Was sagt es über eine Gesellschaft aus, die eben noch 20-jährige Soldaten beerdigt hat, wenn sie zu einem Song tanzt, der den eigenen Tod besingt? Man kann diese Reaktion leicht als zynisch abstempeln. Aber die Israelis wollen sich ihren Spaß nicht nehmen lassen. So war es auch, als im Februar 2012 eine Petition auf Facebook Netanjahu darum bat, einen Krieg gegen den Iran erst nach Madonnas Konzert zu beginnen. Die wollte schließlich ihre Welttournee in Tel Aviv eröffnen. Junge Israelis haben eine eigene Art, mit dem Alltag in einem Land umzugehen, das sich immer am Rande des Kriegszustands befindet – und immer wieder tatsächlich im Krieg. Statt machtlos zu sein, holen sie mit Spott zum Gegenschlag aus. Vielleicht können sie das, weil sich diese Generation nicht mehr an die Zeit erinnert, als Terroranschläge zum Alltag in Israel gehörten; als Cafés, Diskotheken und Busse in die Luft gesprengt wurden. Vielleicht will sie sich auch nicht mehr daran erinnern.  
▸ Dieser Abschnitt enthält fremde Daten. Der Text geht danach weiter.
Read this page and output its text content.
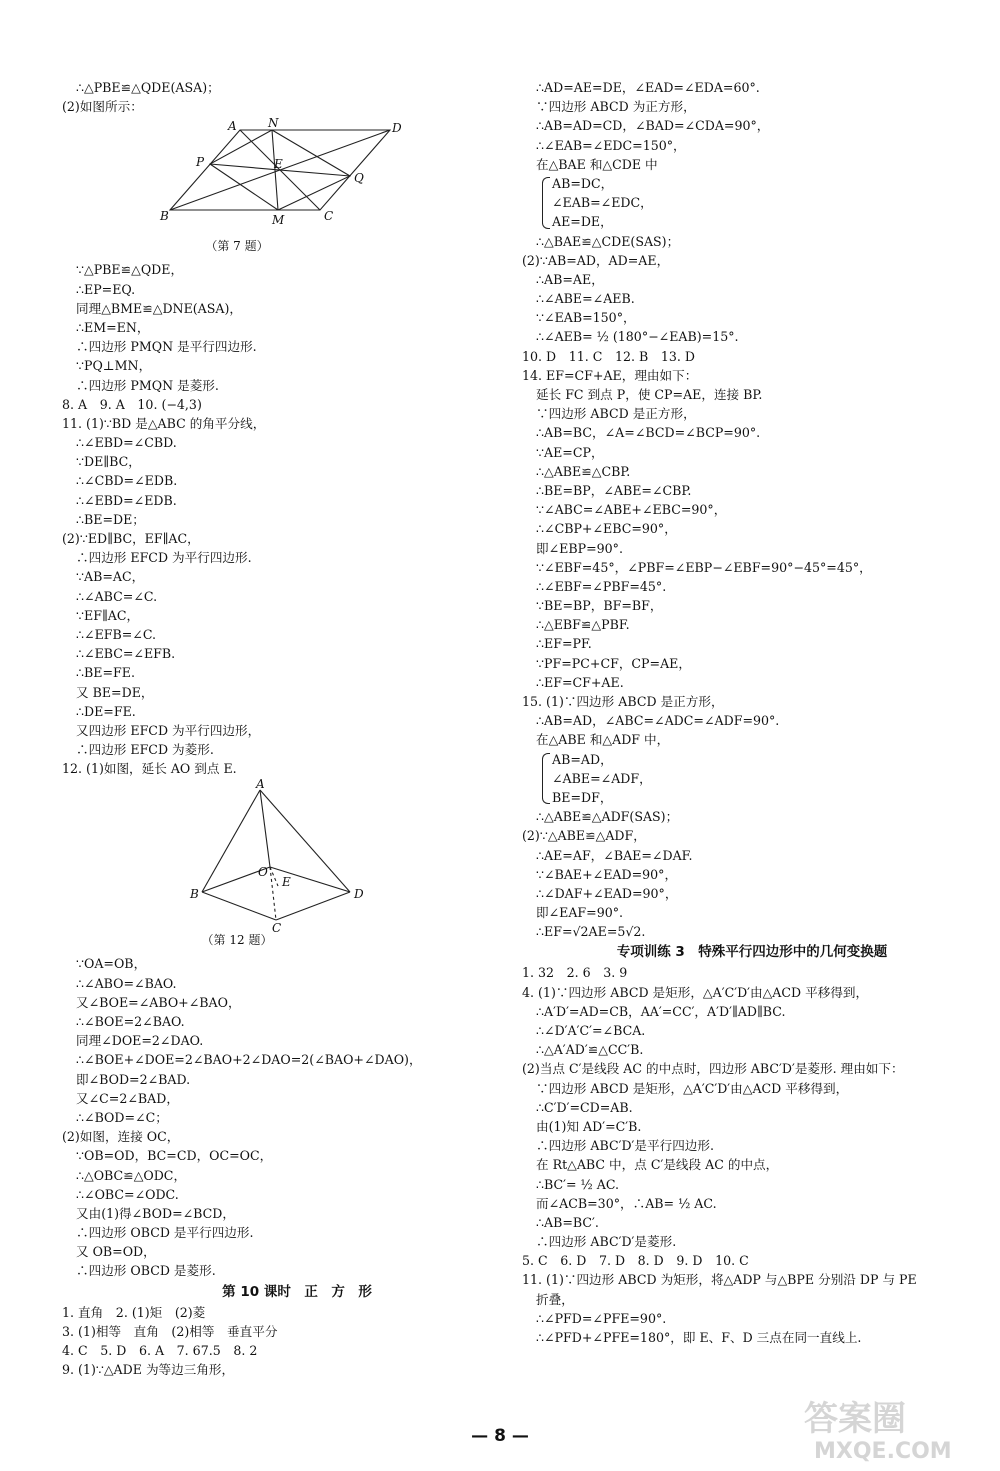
∴△PBE≌△QDE(ASA)；
(2)如图所示：
A	N	D
P	E
Q
B	M	C
（第 7 题）
∵△PBE≌△QDE，
∴EP=EQ.
同理△BME≌△DNE(ASA)，
∴EM=EN，
∴四边形 PMQN 是平行四边形.
∵PQ⊥MN，
∴四边形 PMQN 是菱形.
8. A　9. A　10. (−4,3)
11. (1)∵BD 是△ABC 的角平分线，
∴∠EBD=∠CBD.
∵DE∥BC，
∴∠CBD=∠EDB.
∴∠EBD=∠EDB.
∴BE=DE；
(2)∵ED∥BC，EF∥AC，
∴四边形 EFCD 为平行四边形.
∵AB=AC，
∴∠ABC=∠C.
∵EF∥AC，
∴∠EFB=∠C.
∴∠EBC=∠EFB.
∴BE=FE.
又 BE=DE，
∴DE=FE.
又四边形 EFCD 为平行四边形，
∴四边形 EFCD 为菱形.
12. (1)如图，延长 AO 到点 E.
A
O
E
B	D
C
（第 12 题）
∵OA=OB，
∴∠ABO=∠BAO.
又∠BOE=∠ABO+∠BAO，
∴∠BOE=2∠BAO.
同理∠DOE=2∠DAO.
∴∠BOE+∠DOE=2∠BAO+2∠DAO=2(∠BAO+∠DAO)，
即∠BOD=2∠BAD.
又∠C=2∠BAD，
∴∠BOD=∠C；
(2)如图，连接 OC，
∵OB=OD，BC=CD，OC=OC，
∴△OBC≌△ODC，
∴∠OBC=∠ODC.
又由(1)得∠BOD=∠BCD，
∴四边形 OBCD 是平行四边形.
又 OB=OD，
∴四边形 OBCD 是菱形.
第 10 课时　正　方　形
1. 直角　2. (1)矩　(2)菱
3. (1)相等　直角　(2)相等　垂直平分
4. C　5. D　6. A　7. 67.5　8. 2
9. (1)∵△ADE 为等边三角形，
∴AD=AE=DE，∠EAD=∠EDA=60°.
∵四边形 ABCD 为正方形，
∴AB=AD=CD，∠BAD=∠CDA=90°，
∴∠EAB=∠EDC=150°，
在△BAE 和△CDE 中
AB=DC，
∠EAB=∠EDC，
AE=DE，
∴△BAE≌△CDE(SAS)；
(2)∵AB=AD，AD=AE，
∴AB=AE，
∴∠ABE=∠AEB.
∵∠EAB=150°，
∴∠AEB= ½ (180°−∠EAB)=15°.
10. D　11. C　12. B　13. D
14. EF=CF+AE，理由如下：
延长 FC 到点 P，使 CP=AE，连接 BP.
∵四边形 ABCD 是正方形，
∴AB=BC，∠A=∠BCD=∠BCP=90°.
∵AE=CP，
∴△ABE≌△CBP.
∴BE=BP，∠ABE=∠CBP.
∵∠ABC=∠ABE+∠EBC=90°，
∴∠CBP+∠EBC=90°，
即∠EBP=90°.
∵∠EBF=45°，∠PBF=∠EBP−∠EBF=90°−45°=45°，
∴∠EBF=∠PBF=45°.
∵BE=BP，BF=BF，
∴△EBF≌△PBF.
∴EF=PF.
∵PF=PC+CF，CP=AE，
∴EF=CF+AE.
15. (1)∵四边形 ABCD 是正方形，
∴AB=AD，∠ABC=∠ADC=∠ADF=90°.
在△ABE 和△ADF 中，
AB=AD，
∠ABE=∠ADF，
BE=DF，
∴△ABE≌△ADF(SAS)；
(2)∵△ABE≌△ADF，
∴AE=AF，∠BAE=∠DAF.
∵∠BAE+∠EAD=90°，
∴∠DAF+∠EAD=90°，
即∠EAF=90°.
∴EF=√2AE=5√2.
专项训练 3　特殊平行四边形中的几何变换题
1. 32　2. 6　3. 9
4. (1)∵四边形 ABCD 是矩形，△A′C′D′由△ACD 平移得到，
∴A′D′=AD=CB，AA′=CC′，A′D′∥AD∥BC.
∴∠D′A′C′=∠BCA.
∴△A′AD′≌△CC′B.
(2)当点 C′是线段 AC 的中点时，四边形 ABC′D′是菱形. 理由如下：
∵四边形 ABCD 是矩形，△A′C′D′由△ACD 平移得到，
∴C′D′=CD=AB.
由(1)知 AD′=C′B.
∴四边形 ABC′D′是平行四边形.
在 Rt△ABC 中，点 C′是线段 AC 的中点，
∴BC′= ½ AC.
而∠ACB=30°，∴AB= ½ AC.
∴AB=BC′.
∴四边形 ABC′D′是菱形.
5. C　6. D　7. D　8. D　9. D　10. C
11. (1)∵四边形 ABCD 为矩形，将△ADP 与△BPE 分别沿 DP 与 PE
折叠，
∴∠PFD=∠PFE=90°.
∴∠PFD+∠PFE=180°，即 E、F、D 三点在同一直线上.
— 8 —	答案圈
MXQE.COM
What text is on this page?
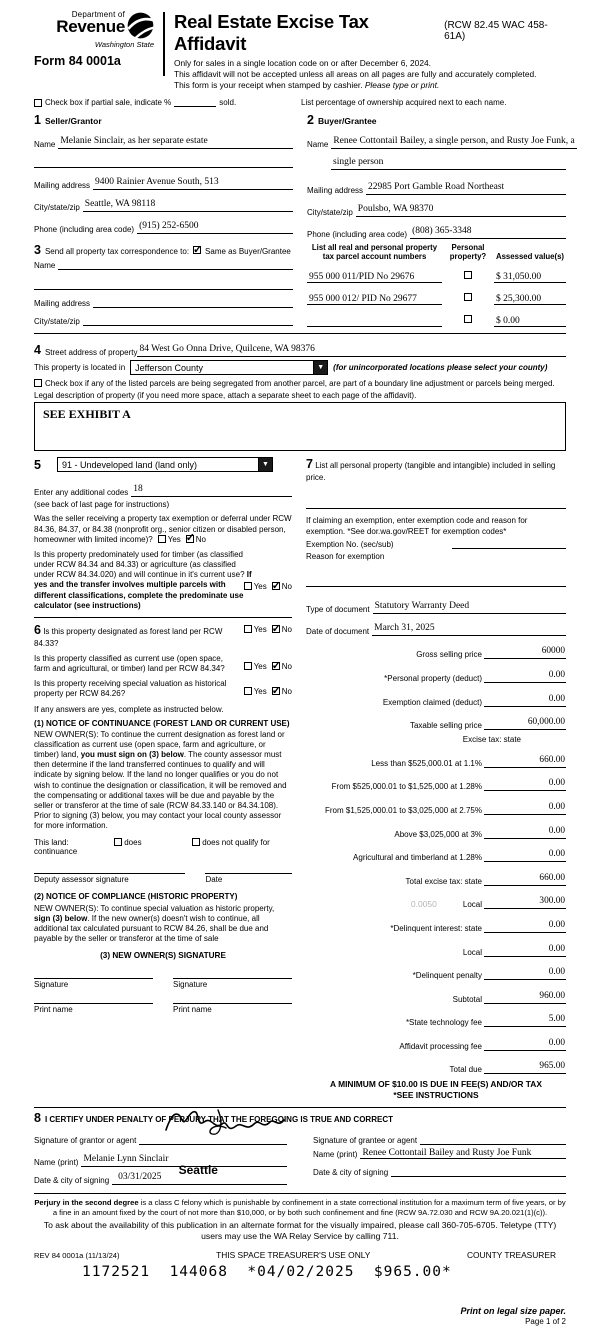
Department of
Revenue
Washington State
Form 84 0001a
Real Estate Excise Tax Affidavit
(RCW 82.45 WAC 458-61A)
Only for sales in a single location code on or after December 6, 2024.
This affidavit will not be accepted unless all areas on all pages are fully and accurately completed.
This form is your receipt when stamped by cashier. Please type or print.
Check box if partial sale, indicate %	sold.	List percentage of ownership acquired next to each name.
1 Seller/Grantor
Name Melanie Sinclair, as her separate estate
Mailing address 9400 Rainier Avenue South, 513
City/state/zip Seattle, WA 98118
Phone (including area code) (915) 252-6500
3 Send all property tax correspondence to: ✓ Same as Buyer/Grantee
Name
Mailing address
City/state/zip
2 Buyer/Grantee
Name Renee Cottontail Bailey, a single person, and Rusty Joe Funk, a
single person
Mailing address 22985 Port Gamble Road Northeast
City/state/zip Poulsbo, WA 98370
Phone (including area code) (808) 365-3348
List all real and personal property tax parcel account numbers
Personal property?	Assessed value(s)
955 000 011/PID No 29676	$ 31,050.00
955 000 012/ PID No 29677	$ 25,300.00
$ 0.00
4 Street address of property 84 West Go Onna Drive, Quilcene, WA 98376
This property is located in	Jefferson County	▼	(for unincorporated locations please select your county)
Check box if any of the listed parcels are being segregated from another parcel, are part of a boundary line adjustment or parcels being merged.
Legal description of property (if you need more space, attach a separate sheet to each page of the affidavit).
SEE EXHIBIT A
5	91 - Undeveloped land (land only)	▼
Enter any additional codes 18
(see back of last page for instructions)
Was the seller receiving a property tax exemption or deferral under RCW 84.36, 84.37, or 84.38 (nonprofit org., senior citizen or disabled person, homeowner with limited income)? Yes ✓ No
Is this property predominately used for timber (as classified under RCW 84.34 and 84.33) or agriculture (as classified under RCW 84.34.020) and will continue in it's current use? If yes and the transfer involves multiple parcels with different classifications, complete the predominate use calculator (see instructions)
Yes ✓ No
6 Is this property designated as forest land per RCW 84.33?
Yes ✓ No
Is this property classified as current use (open space, farm and agricultural, or timber) land per RCW 84.34?	Yes ✓ No
Is this property receiving special valuation as historical property per RCW 84.26?	Yes ✓ No
If any answers are yes, complete as instructed below.
(1) NOTICE OF CONTINUANCE (FOREST LAND OR CURRENT USE)
NEW OWNER(S): To continue the current designation as forest land or classification as current use (open space, farm and agriculture, or timber) land, you must sign on (3) below. The county assessor must then determine if the land transferred continues to qualify and will indicate by signing below. If the land no longer qualifies or you do not wish to continue the designation or classification, it will be removed and the compensating or additional taxes will be due and payable by the seller or transferor at the time of sale (RCW 84.33.140 or 84.34.108). Prior to signing (3) below, you may contact your local county assessor for more information.
This land:	does	does not qualify for
continuance
Deputy assessor signature	Date
(2) NOTICE OF COMPLIANCE (HISTORIC PROPERTY)
NEW OWNER(S): To continue special valuation as historic property, sign (3) below. If the new owner(s) doesn't wish to continue, all additional tax calculated pursuant to RCW 84.26, shall be due and payable by the seller or transferor at the time of sale
(3) NEW OWNER(S) SIGNATURE
Signature	Signature
Print name	Print name
7 List all personal property (tangible and intangible) included in selling price.
If claiming an exemption, enter exemption code and reason for exemption. *See dor.wa.gov/REET for exemption codes*
Exemption No. (sec/sub)
Reason for exemption
Type of document Statutory Warranty Deed
Date of document March 31, 2025
Gross selling price	60000
*Personal property (deduct)	0.00
Exemption claimed (deduct)	0.00
Taxable selling price	60,000.00
Excise tax: state
Less than $525,000.01 at 1.1%	660.00
From $525,000.01 to $1,525,000 at 1.28%	0.00
From $1,525,000.01 to $3,025,000 at 2.75%	0.00
Above $3,025,000 at 3%	0.00
Agricultural and timberland at 1.28%	0.00
Total excise tax: state	660.00
0.0050	Local	300.00
*Delinquent interest: state	0.00
Local	0.00
*Delinquent penalty	0.00
Subtotal	960.00
*State technology fee	5.00
Affidavit processing fee	0.00
Total due	965.00
A MINIMUM OF $10.00 IS DUE IN FEE(S) AND/OR TAX
*SEE INSTRUCTIONS
8 I CERTIFY UNDER PENALTY OF PERJURY THAT THE FOREGOING IS TRUE AND CORRECT
Signature of grantor or agent
Name (print) Melanie Lynn Sinclair
Date & city of signing
Seattle
03/31/2025
Signature of grantee or agent
Name (print) Renee Cottontail Bailey and Rusty Joe Funk
Date & city of signing
Perjury in the second degree is a class C felony which is punishable by confinement in a state correctional institution for a maximum term of five years, or by a fine in an amount fixed by the court of not more than $10,000, or by both such confinement and fine (RCW 9A.72.030 and RCW 9A.20.021(1)(c)).
To ask about the availability of this publication in an alternate format for the visually impaired, please call 360-705-6705. Teletype (TTY) users may use the WA Relay Service by calling 711.
REV 84 0001a (11/13/24)	THIS SPACE TREASURER'S USE ONLY	COUNTY TREASURER
1172521  144068  *04/02/2025  $965.00*
Print on legal size paper.
Page 1 of 2
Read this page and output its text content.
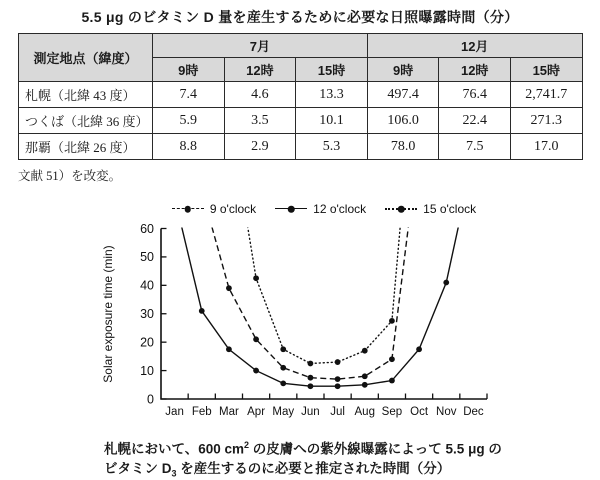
5.5 μg のビタミン D 量を産生するために必要な日照曝露時間（分）
測定地点（緯度）	7月			12月		
	9時	12時	15時	9時	12時	15時
札幌（北緯 43 度）	7.4	4.6	13.3	497.4	76.4	2,741.7
つくば（北緯 36 度）	5.9	3.5	10.1	106.0	22.4	271.3
那覇（北緯 26 度）	8.8	2.9	5.3	78.0	7.5	17.0
文献 51）を改変。
9 o'clock	12 o'clock	15 o'clock
Solar exposure time (min)
0
10
20
30
40
50
60
Jan Feb Mar Apr May Jun Jul Aug Sep Oct Nov Dec
札幌において、600 $cm^2$ の皮膚への紫外線曝露によって 5.5 μg の
ビタミン $D_3$ を産生するのに必要と推定された時間（分）
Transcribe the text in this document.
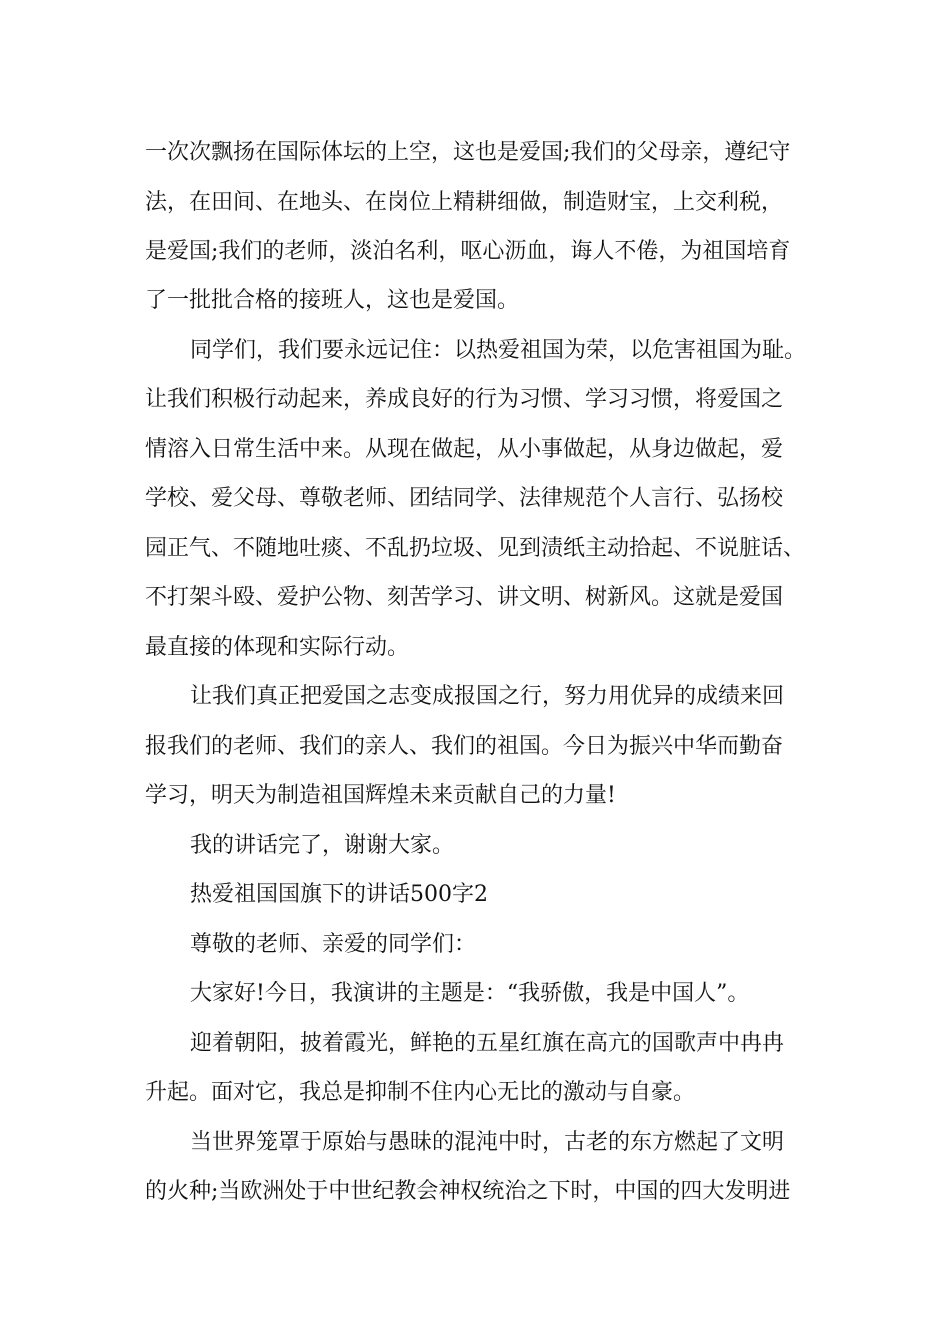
一次次飘扬在国际体坛的上空，这也是爱国;我们的父母亲，遵纪守
法，在田间、在地头、在岗位上精耕细做，制造财宝，上交利税，
是爱国;我们的老师，淡泊名利，呕心沥血，诲人不倦，为祖国培育
了一批批合格的接班人，这也是爱国。
同学们，我们要永远记住：以热爱祖国为荣，以危害祖国为耻。
让我们积极行动起来，养成良好的行为习惯、学习习惯，将爱国之
情溶入日常生活中来。从现在做起，从小事做起，从身边做起，爱
学校、爱父母、尊敬老师、团结同学、法律规范个人言行、弘扬校
园正气、不随地吐痰、不乱扔垃圾、见到渍纸主动拾起、不说脏话、
不打架斗殴、爱护公物、刻苦学习、讲文明、树新风。这就是爱国
最直接的体现和实际行动。
让我们真正把爱国之志变成报国之行，努力用优异的成绩来回
报我们的老师、我们的亲人、我们的祖国。今日为振兴中华而勤奋
学习，明天为制造祖国辉煌未来贡献自己的力量!
我的讲话完了，谢谢大家。
热爱祖国国旗下的讲话500字2
尊敬的老师、亲爱的同学们：
大家好!今日，我演讲的主题是：“我骄傲，我是中国人”。
迎着朝阳，披着霞光，鲜艳的五星红旗在高亢的国歌声中冉冉
升起。面对它，我总是抑制不住内心无比的激动与自豪。
当世界笼罩于原始与愚昧的混沌中时，古老的东方燃起了文明
的火种;当欧洲处于中世纪教会神权统治之下时，中国的四大发明进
Oder es ist wie mit den Witzen über den Holocaust, bei denen man beschämt zu Boden schaut, während israelische Freunde in Gelächter ausbrechen. Vielleicht können und dürfen nur Juden über dieses Lied lachen, weil es nur sie bedroht. 

In jedem Fall wollen sich die jungen Israelis nicht unterkriegen lassen. Sie sagen: Wir sind hier und wir bleiben hier. Tel Aviver fügen hinzu: Wir feiern weiter. Einfach weitermachen und so tun, als sei alles in Ordnung. Bloß keine Schwäche zeigen. Bloß keine Angst haben. Bloß nicht preisgeben, dass man doch nervös ist. Dass der Puls schneller schlägt und das Herz zu rasen anfängt, wenn die Sirenen heulen.  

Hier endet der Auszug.